Im Landkreis Bad Kissingen herrscht Mangel an Pflegekräften. Die Praktiker sind sich einig: Die Bedingungen des Berufsstandes sind zu verbessern.
Seit 40 Jahren kümmert sich Marie-Jeanne Poos um alte und kranke Menschen, 19 Jahre im Dienst der ambulanten Pflege bei der Caritas. Sie macht ihren Job mit Leib und Seele - aber... "Der Gesetzgeber hat die Pflege bürokratisiert. Manchmal hätte ich gerne etwas mehr Zeit, aber das rein Menschliche wird nicht bezahlt", sagt sie. Und: Sie hätte gerne mehr Kolleginnen und Kollegen.
Aber es fehlt an Pflegekräften.
Die Caritas ist flächendeckend im gesamten Landkreis unterwegs und beschäftigt rund 200 Pflegekräfte auf umgerechnet 90 Vollzeit-Stellen. "Im Moment sind wir noch ganz gut bestückt", sagt Caritas-Geschäftsführerin Claudia Rößner. Aber wenn sie auf den Altersdurchschnitt ihrer Kräfte blickt, weiß sie, dass in den nächsten Jahren viele ausscheiden werden.

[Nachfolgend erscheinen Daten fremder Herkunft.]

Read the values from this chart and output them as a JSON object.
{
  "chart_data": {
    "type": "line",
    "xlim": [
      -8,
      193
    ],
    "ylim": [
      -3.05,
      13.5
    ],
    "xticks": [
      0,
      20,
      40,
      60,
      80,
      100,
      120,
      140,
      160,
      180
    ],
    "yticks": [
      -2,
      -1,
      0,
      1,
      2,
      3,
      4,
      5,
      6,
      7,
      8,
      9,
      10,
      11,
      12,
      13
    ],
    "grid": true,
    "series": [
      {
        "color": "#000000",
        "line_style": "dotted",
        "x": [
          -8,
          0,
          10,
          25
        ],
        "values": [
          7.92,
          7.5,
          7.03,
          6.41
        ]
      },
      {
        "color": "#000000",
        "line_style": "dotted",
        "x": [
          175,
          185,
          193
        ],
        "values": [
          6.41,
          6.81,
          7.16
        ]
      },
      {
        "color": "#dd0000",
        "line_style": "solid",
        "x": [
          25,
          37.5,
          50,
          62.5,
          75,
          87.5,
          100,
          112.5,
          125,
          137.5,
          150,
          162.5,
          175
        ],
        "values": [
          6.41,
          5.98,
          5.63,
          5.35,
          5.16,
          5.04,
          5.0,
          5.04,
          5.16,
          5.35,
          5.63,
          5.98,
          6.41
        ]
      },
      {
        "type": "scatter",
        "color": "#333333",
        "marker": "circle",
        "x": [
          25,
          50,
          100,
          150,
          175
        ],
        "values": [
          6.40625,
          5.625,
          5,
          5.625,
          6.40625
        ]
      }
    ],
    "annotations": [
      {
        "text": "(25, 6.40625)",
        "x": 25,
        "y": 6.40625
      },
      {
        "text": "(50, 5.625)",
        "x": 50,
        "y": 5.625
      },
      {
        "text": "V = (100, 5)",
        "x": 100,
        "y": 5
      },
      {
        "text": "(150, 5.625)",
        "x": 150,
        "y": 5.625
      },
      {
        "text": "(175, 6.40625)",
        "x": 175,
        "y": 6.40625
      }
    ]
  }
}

"Die Neubesetzung wird schwierig werden", ist sie sicher.
Zu viel Bürokratie Ein großes Manko in Claudia Rößners Augen ist die Bürokratie. "Die Leute wollen sich mit Herzblut der Pflege widmen, aber ein Großteil der Arbeitszeit geht für Dokumentationen drauf." Jeder kleine Handgriff muss notiert werden. Das verlangen die Vorgaben des medizinischen Dienstes und der Pflegekassen.
"Es gibt immer wieder Pflegekräfte, die sich anderweitig orientieren."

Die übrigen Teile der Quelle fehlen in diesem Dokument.